All in all, the above results regarding the comparison of new bone formation between BCP and BX are in agreement with our findings 6 months after socket preservation. However, we must point out that because of the different clinical indications, the different times at which the biopsies were harvested, the material composition (HA and β-TCP ratio), and the fact that we used an injectable form of BCP, an objective comparison with the aforementioned studies is limited.

Among all bone grafts, cerabone® was selected as biomaterial in the control group. Cerabone® has been well studied to date in both preclinical animal studies [50,51,52,53,54,55,56] and human clinical trials [57,58,59]. Socket preservation using cerabone® has proven to be a reliable method to minimize the loss of bone volume at the extraction site [57]. In the current study, cerabone® has shown new bone formation of 30.47 ± 16.39% 6 months after socket preservation. A previous histomorphometric analysis of biopsies collected after augmentation of the sinus floor with cerabone® in two postoperative periods, early (mean: 5.73 ± 0.44 months) and late (mean: 8.68 ± 1.76 months), showed new bone formation in the early group of 22.77% ± 5.89% and 26.15% ± 11.18% in the late group [58]. Our results suggest higher new bone formation, but it should be considered that we evaluated our histomorphometric results 6 months after socket preservation. Overall, cerabone® shows promotion of osteoconduction, complete integration into the NB, and a slow resorption rate as well as good handling properties. It is known that cerabone® and Bio-Oss™ (Geistlich Biomaterials, Wolhusen, Switzerland) are two of the most commonly used BXs [9]. Bio-Oss™ is the most investigated BX, with a similar performance to autogenous bone [60]. A quantitative histological comparison between cerabone® and Bio-Oss™ showed comparable results in terms of the mean percentage of new bone formation, with no significant difference between the groups [59]. In addition, a retrospective study published by Mahesh et al. [61] showed comparable results between these two biomaterials in terms of new bone formation and tissue response 6 months after sinus floor augmentation. All in all, it can be concluded that cerabone® is a good and reliable biomaterial whose performance is consistent with that of Bio-Oss™, and both of them can challenge the gold standard in bone augmentation–autogenous bone.

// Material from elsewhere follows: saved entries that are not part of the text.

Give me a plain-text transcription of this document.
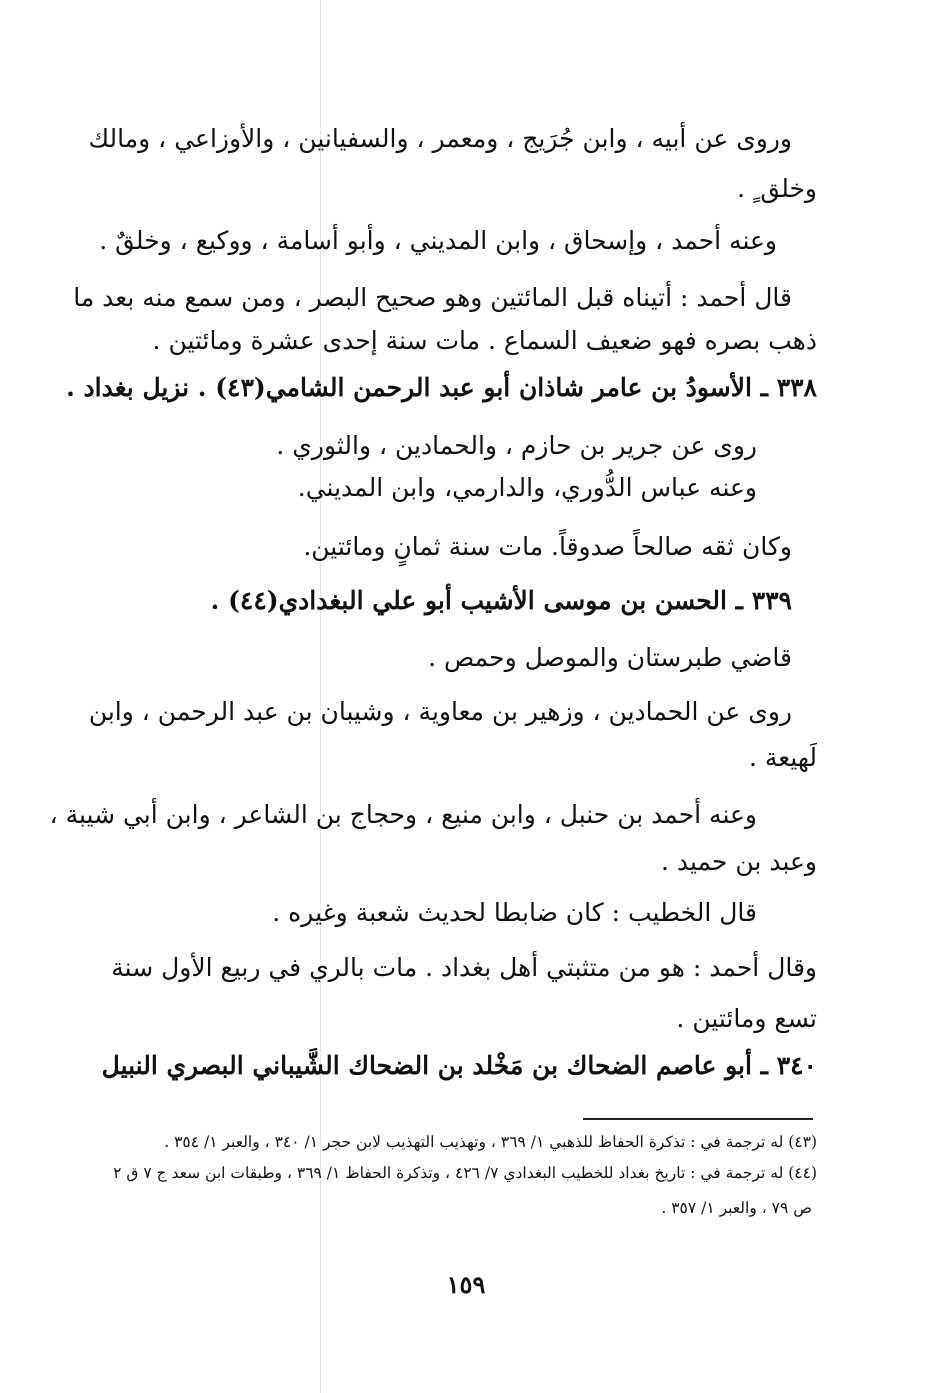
وروى عن أبيه ، وابن جُرَيج ، ومعمر ، والسفيانين ، والأوزاعي ، ومالك
وخلق ٍ .
وعنه أحمد ، وإسحاق ، وابن المديني ، وأبو أسامة ، ووكيع ، وخلقٌ .
قال أحمد : أتيناه قبل المائتين وهو صحيح البصر ، ومن سمع منه بعد ما
ذهب بصره فهو ضعيف السماع . مات سنة إحدى عشرة ومائتين .
٣٣٨ ـ الأسودُ بن عامر شاذان أبو عبد الرحمن الشامي(٤٣) . نزيل بغداد .
روى عن جرير بن حازم ، والحمادين ، والثوري .
وعنه عباس الدُّوري، والدارمي، وابن المديني.
وكان ثقه صالحاً صدوقاً. مات سنة ثمانٍ ومائتين.
٣٣٩ ـ الحسن بن موسى الأشيب أبو علي البغدادي(٤٤) .
قاضي طبرستان والموصل وحمص .
روى عن الحمادين ، وزهير بن معاوية ، وشيبان بن عبد الرحمن ، وابن
لَهيعة .
وعنه أحمد بن حنبل ، وابن منيع ، وحجاج بن الشاعر ، وابن أبي شيبة ،
وعبد بن حميد .
قال الخطيب : كان ضابطا لحديث شعبة وغيره .
وقال أحمد : هو من متثبتي أهل بغداد . مات بالري في ربيع الأول سنة
تسع ومائتين .
٣٤٠ ـ أبو عاصم الضحاك بن مَخْلد بن الضحاك الشَّيباني البصري النبيل
(٤٣) له ترجمة في : تذكرة الحفاظ للذهبي ١/ ٣٦٩ ، وتهذيب التهذيب لابن حجر ١/ ٣٤٠ ، والعبر ١/ ٣٥٤ .
(٤٤) له ترجمة في : تاريخ بغداد للخطيب البغدادي ٧/ ٤٢٦ ، وتذكرة الحفاظ ١/ ٣٦٩ ، وطبقات ابن سعد ج ٧ ق ٢
ص ٧٩ ، والعبر ١/ ٣٥٧ .
١٥٩
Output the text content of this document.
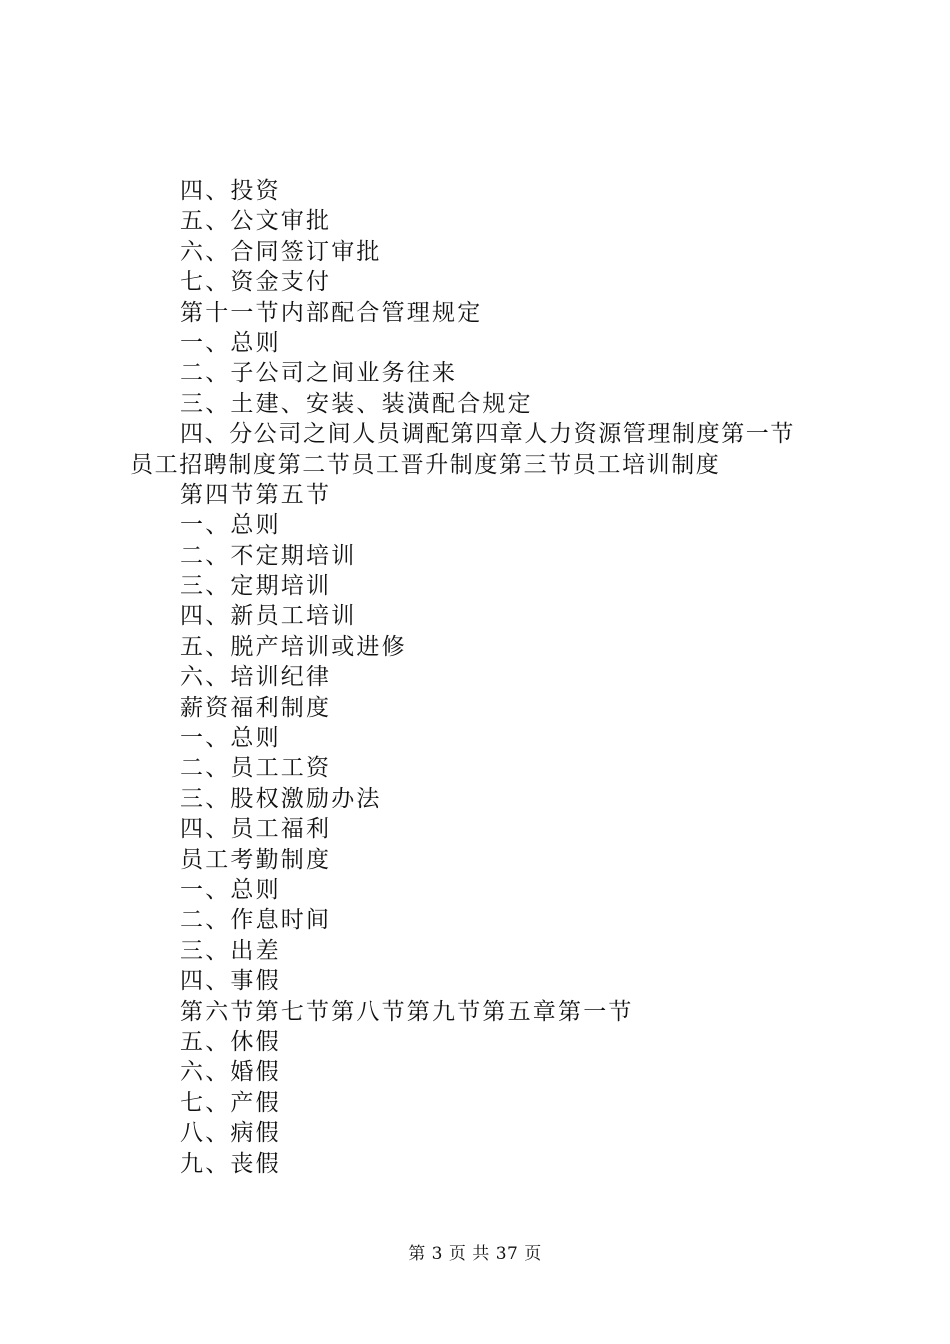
四、投资
五、公文审批
六、合同签订审批
七、资金支付
第十一节内部配合管理规定
一、总则
二、子公司之间业务往来
三、土建、安装、装潢配合规定
四、分公司之间人员调配第四章人力资源管理制度第一节
员工招聘制度第二节员工晋升制度第三节员工培训制度
第四节第五节
一、总则
二、不定期培训
三、定期培训
四、新员工培训
五、脱产培训或进修
六、培训纪律
薪资福利制度
一、总则
二、员工工资
三、股权激励办法
四、员工福利
员工考勤制度
一、总则
二、作息时间
三、出差
四、事假
第六节第七节第八节第九节第五章第一节
五、休假
六、婚假
七、产假
八、病假
九、丧假
第 3 页 共 37 页
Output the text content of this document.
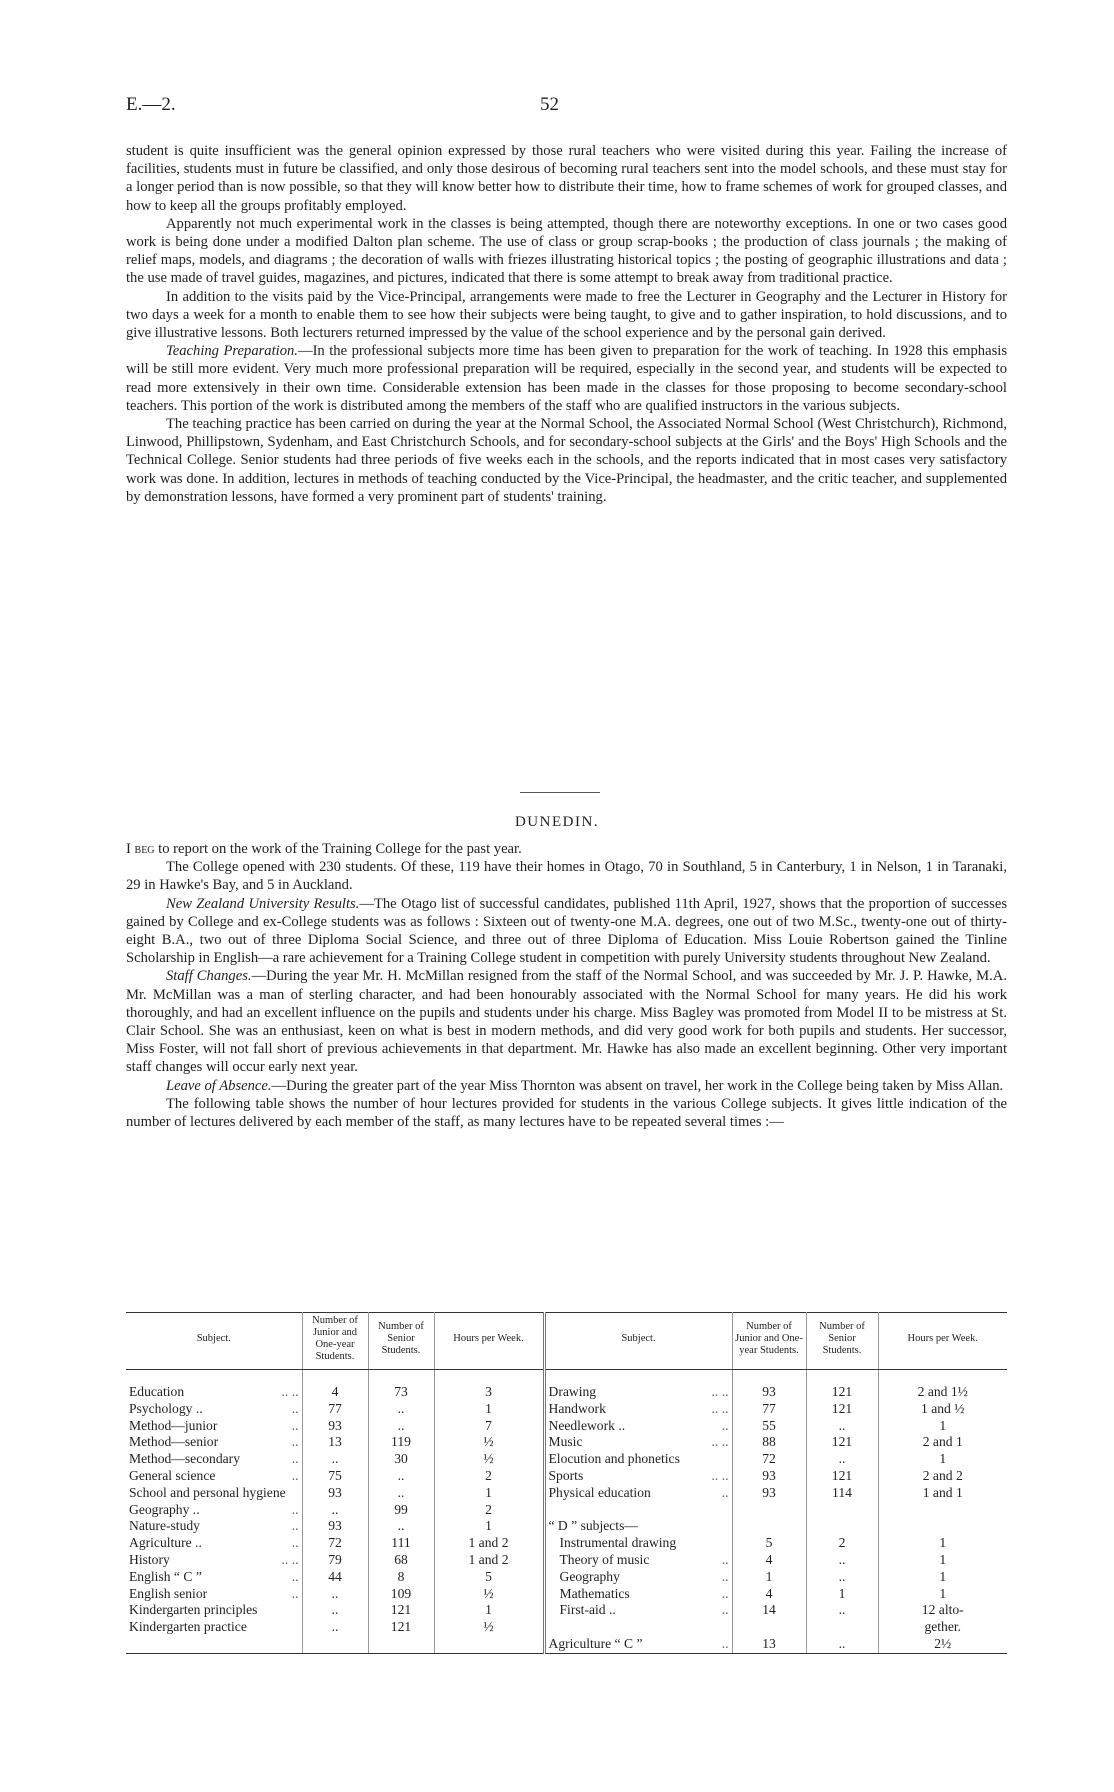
E.—2.	52

student is quite insufficient was the general opinion expressed by those rural teachers who were visited during this year. Failing the increase of facilities, students must in future be classified, and only those desirous of becoming rural teachers sent into the model schools, and these must stay for a longer period than is now possible, so that they will know better how to distribute their time, how to frame schemes of work for grouped classes, and how to keep all the groups profitably employed.

Apparently not much experimental work in the classes is being attempted, though there are noteworthy exceptions. In one or two cases good work is being done under a modified Dalton plan scheme. The use of class or group scrap-books ; the production of class journals ; the making of relief maps, models, and diagrams ; the decoration of walls with friezes illustrating historical topics ; the posting of geographic illustrations and data ; the use made of travel guides, magazines, and pictures, indicated that there is some attempt to break away from traditional practice.

In addition to the visits paid by the Vice-Principal, arrangements were made to free the Lecturer in Geography and the Lecturer in History for two days a week for a month to enable them to see how their subjects were being taught, to give and to gather inspiration, to hold discussions, and to give illustrative lessons. Both lecturers returned impressed by the value of the school experience and by the personal gain derived.

Teaching Preparation.—In the professional subjects more time has been given to preparation for the work of teaching. In 1928 this emphasis will be still more evident. Very much more professional preparation will be required, especially in the second year, and students will be expected to read more extensively in their own time. Considerable extension has been made in the classes for those proposing to become secondary-school teachers. This portion of the work is distributed among the members of the staff who are qualified instructors in the various subjects.

The teaching practice has been carried on during the year at the Normal School, the Associated Normal School (West Christchurch), Richmond, Linwood, Phillipstown, Sydenham, and East Christchurch Schools, and for secondary-school subjects at the Girls' and the Boys' High Schools and the Technical College. Senior students had three periods of five weeks each in the schools, and the reports indicated that in most cases very satisfactory work was done. In addition, lectures in methods of teaching conducted by the Vice-Principal, the headmaster, and the critic teacher, and supplemented by demonstration lessons, have formed a very prominent part of students' training.

DUNEDIN.

I beg to report on the work of the Training College for the past year.

The College opened with 230 students. Of these, 119 have their homes in Otago, 70 in Southland, 5 in Canterbury, 1 in Nelson, 1 in Taranaki, 29 in Hawke's Bay, and 5 in Auckland.

New Zealand University Results.—The Otago list of successful candidates, published 11th April, 1927, shows that the proportion of successes gained by College and ex-College students was as follows : Sixteen out of twenty-one M.A. degrees, one out of two M.Sc., twenty-one out of thirty-eight B.A., two out of three Diploma Social Science, and three out of three Diploma of Education. Miss Louie Robertson gained the Tinline Scholarship in English—a rare achievement for a Training College student in competition with purely University students throughout New Zealand.

Staff Changes.—During the year Mr. H. McMillan resigned from the staff of the Normal School, and was succeeded by Mr. J. P. Hawke, M.A. Mr. McMillan was a man of sterling character, and had been honourably associated with the Normal School for many years. He did his work thoroughly, and had an excellent influence on the pupils and students under his charge. Miss Bagley was promoted from Model II to be mistress at St. Clair School. She was an enthusiast, keen on what is best in modern methods, and did very good work for both pupils and students. Her successor, Miss Foster, will not fall short of previous achievements in that department. Mr. Hawke has also made an excellent beginning. Other very important staff changes will occur early next year.

Leave of Absence.—During the greater part of the year Miss Thornton was absent on travel, her work in the College being taken by Miss Allan.

The following table shows the number of hour lectures provided for students in the various College subjects. It gives little indication of the number of lectures delivered by each member of the staff, as many lectures have to be repeated several times :—

Subject.	Number of Junior and One-year Students.	Number of Senior Students.	Hours per Week.	Subject.	Number of Junior and One-year Students.	Number of Senior Students.	Hours per Week.

Education .. ..	4	73	3	Drawing .. ..	93	121	2 and 1½
Psychology .. ..	77	..	1	Handwork .. ..	77	121	1 and ½
Method—junior ..	93	..	7	Needlework .. ..	55	..	1
Method—senior ..	13	119	½	Music .. ..	88	121	2 and 1
Method—secondary ..	..	30	½	Elocution and phonetics	72	..	1
General science ..	75	..	2	Sports .. ..	93	121	2 and 2
School and personal hygiene	93	..	1	Physical education ..	93	114	1 and 1
Geography .. ..	..	99	2	

Nature-study ..	93	..	1	“ D ” subjects—

Agriculture .. ..	72	111	1 and 2	Instrumental drawing	5	2	1
History .. ..	79	68	1 and 2	Theory of music ..	4	..	1
English “ C ” ..	44	8	5	Geography ..	1	..	1
English senior ..	..	109	½	Mathematics ..	4	1	1
Kindergarten principles	..	121	1	First-aid .. ..	14	..	12 alto-
Kindergarten practice	..	121	½				gether.
				Agriculture “ C ” ..	13	..	2½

It should be noted that the limitation of this study is the lack of a negative control group consisting of sockets with no intervention in healing. Nevertheless, socket preservation minimizes bone resorption compared with extraction without intervention [62]. Therefore, we did not want to include a negative control group in this study primarily for ethical reasons toward patients who deserve the best treatment option.

Recent developments in the field of BCPs report novel modifications, such as incorporation of bioactive agents and tuning of composition, porosity, and roughness, which may represent the future for new generation materials for bone remodeling [63].

To summarize, both IBCP and BX provide comparable histomorphometric results for newly formed bone. Based on qualitative histologic findings we can conclude that both biomaterials have good osteoconductive properties and biocompatibility. The higher percentage of soft tissue in the IBCP group and its clinical relevance should be the focus of future research, as well as the regenerative potential of IBCP in larger alveolar defects.